You may have missed this one.

by Mo Mozuch

Humans are built to solve puzzles. The entire course of our evolutionary history has, at its core, been about solving various puzzles. Once upon a time, that meant puzzles like, “How do I kill things to eat them even though I am small?” and, “What should we do with all this poop we keep making?” Now, puzzles are fun and typically involve math, strategy, and logic. Call them brainteasers or mind games or shovelware, puzzles are a gaming genre unto themselves (in addition to being part of just about every other genre too).

But puzzle ubiquity wasn’t always the law of the gaming land. For years, most puzzle games used hopped-up board game mechanics where players did feats of memorization or organization. Puzzle games were often a static, two-dimensional experience that felt more like something you’d find in the back of a newspaper than inside the circuits of a Super Famicom. Great for killing time and a fun distraction, but far from an immersive experience.

Then, everything changed.

Arguably the most important puzzle game ever released, Myst is available now on Xbox Game Pass. Here’s why there’s never been a time to revisit this early ‘90s best-selling classic.

Myst

cyan

Myst was released in 1993 as the brainchild of brothers Robyn and Rand Miller, who spent most of their careers developing children’s titles. They pitched their creation to Sunsoft as something different.

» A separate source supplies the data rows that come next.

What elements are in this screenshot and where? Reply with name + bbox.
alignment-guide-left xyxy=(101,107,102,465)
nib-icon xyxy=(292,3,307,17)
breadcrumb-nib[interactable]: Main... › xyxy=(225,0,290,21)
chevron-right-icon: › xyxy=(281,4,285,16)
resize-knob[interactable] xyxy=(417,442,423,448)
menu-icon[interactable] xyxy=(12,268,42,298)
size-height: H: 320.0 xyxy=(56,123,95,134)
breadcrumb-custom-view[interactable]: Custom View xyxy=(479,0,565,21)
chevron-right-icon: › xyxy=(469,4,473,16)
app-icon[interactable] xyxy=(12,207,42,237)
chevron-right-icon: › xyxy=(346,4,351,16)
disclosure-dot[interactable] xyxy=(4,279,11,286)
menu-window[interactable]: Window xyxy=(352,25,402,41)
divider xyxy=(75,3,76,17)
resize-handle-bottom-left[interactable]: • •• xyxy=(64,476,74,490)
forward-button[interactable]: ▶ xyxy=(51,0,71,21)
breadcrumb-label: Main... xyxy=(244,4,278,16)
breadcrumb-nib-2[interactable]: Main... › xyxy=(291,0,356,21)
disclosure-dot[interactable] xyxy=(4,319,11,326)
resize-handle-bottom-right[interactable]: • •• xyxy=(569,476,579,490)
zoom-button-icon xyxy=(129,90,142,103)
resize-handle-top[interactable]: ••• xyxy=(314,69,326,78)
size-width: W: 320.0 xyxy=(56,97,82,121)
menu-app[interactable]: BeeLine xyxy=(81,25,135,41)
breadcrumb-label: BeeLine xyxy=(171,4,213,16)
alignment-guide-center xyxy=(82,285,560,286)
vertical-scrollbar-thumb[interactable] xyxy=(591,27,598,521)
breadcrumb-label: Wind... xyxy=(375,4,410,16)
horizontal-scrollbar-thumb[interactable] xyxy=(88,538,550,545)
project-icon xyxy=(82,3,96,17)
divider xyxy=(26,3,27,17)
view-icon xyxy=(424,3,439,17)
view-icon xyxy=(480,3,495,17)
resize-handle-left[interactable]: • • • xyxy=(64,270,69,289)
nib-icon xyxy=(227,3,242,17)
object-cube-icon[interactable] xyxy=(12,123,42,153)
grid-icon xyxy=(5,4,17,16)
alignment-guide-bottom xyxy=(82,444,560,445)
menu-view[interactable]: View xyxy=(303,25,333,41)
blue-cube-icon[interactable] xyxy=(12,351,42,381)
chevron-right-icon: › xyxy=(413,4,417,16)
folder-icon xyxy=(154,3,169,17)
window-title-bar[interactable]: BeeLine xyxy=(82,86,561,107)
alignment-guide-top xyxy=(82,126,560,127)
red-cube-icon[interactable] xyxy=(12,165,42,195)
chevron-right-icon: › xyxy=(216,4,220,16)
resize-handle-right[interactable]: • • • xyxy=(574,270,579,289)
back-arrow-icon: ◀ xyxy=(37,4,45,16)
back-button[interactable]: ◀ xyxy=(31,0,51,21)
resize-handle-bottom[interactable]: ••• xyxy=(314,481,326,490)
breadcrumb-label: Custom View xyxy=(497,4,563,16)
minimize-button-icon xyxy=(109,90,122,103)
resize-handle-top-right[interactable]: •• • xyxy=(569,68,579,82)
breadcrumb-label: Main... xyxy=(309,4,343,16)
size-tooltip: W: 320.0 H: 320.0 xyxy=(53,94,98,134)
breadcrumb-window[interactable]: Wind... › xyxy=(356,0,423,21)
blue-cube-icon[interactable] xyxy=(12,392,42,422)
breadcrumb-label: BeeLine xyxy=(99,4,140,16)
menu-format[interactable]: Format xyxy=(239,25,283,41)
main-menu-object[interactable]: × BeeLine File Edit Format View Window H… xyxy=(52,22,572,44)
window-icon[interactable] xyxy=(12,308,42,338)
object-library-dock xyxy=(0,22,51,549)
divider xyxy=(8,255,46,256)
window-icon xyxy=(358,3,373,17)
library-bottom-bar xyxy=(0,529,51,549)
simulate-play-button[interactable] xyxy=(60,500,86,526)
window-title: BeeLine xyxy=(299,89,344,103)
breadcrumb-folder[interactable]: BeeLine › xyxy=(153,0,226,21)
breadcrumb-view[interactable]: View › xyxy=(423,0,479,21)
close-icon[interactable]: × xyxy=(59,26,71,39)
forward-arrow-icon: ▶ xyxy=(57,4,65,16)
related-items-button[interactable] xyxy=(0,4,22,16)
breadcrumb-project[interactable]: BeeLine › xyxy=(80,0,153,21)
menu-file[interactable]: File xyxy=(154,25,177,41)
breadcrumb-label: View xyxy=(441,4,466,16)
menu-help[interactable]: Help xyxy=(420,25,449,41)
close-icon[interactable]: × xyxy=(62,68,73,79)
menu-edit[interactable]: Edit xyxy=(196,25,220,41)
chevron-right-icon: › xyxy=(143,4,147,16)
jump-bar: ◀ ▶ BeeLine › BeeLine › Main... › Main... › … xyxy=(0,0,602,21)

This wasn’t your standard puzzle game. It was a new genre unto itself, as subsequent sequels, Kickstarters, and spiritual successors would prove. This puzzle game had story, setting, atmosphere — all the trappings of a roleplaying fantasy without the warriors and wizards. Instead, players were plopped onto a mysterious island with little direction and encouraged to explore and observe. There are no lives or fail states or timers in Myst. You either figure stuff out, or you don’t.

For many gamers, “don’t” was how they experienced Myst. Sure, it was popular. It was the best-selling PC game of all time until it was dethroned by The Sims. I remember being a child in the ‘90s and hearing parents (!) talk about playing this game. One of my classmates made a physical Myst notebook for tracking clues and shared it with my middle school history teacher Mrs. Biddle. It popped up on The Simpsons, which blew my mind.

Even now, Myst is freaking tough. As a point-and-click adventure, it doesn’t age especially well given how many breadcrumbs and clues game developers give us nowadays. If you’re looking for a ludicrous challenge, go in cold with no context and try to solve it all yourself. Let me know when you reach the Mazerunner so I can laugh at your tears.

This is your brain on Myst.

reddit via u/i_hate_drm

There is another way, though. A better way, if you value your time and sanity. When Myst launched, the internet wasn’t a thing yet. There were no forums and no sites like Inverse to serve up tips, tricks, cheats, and walkthroughs. You had some gaming magazines, some word-of-mouth, and the occasional gamer tips hotline. That’s it.

Now, things are different. Now, you can dive into Myst and confront the game that daunted you for decades with YouTube in your back pocket. You can experience all the things that made it a bestselling phenomenon with the benefit of a little help every now and then (or a lot). You can play Myst on your own terms and maybe process some unresolved childhood angst. Remember, the real puzzle is the rage quits we had along the way.

Myst is available now on Game Pass, as well as for sale on Nintendo Switch, PC, and Playstation.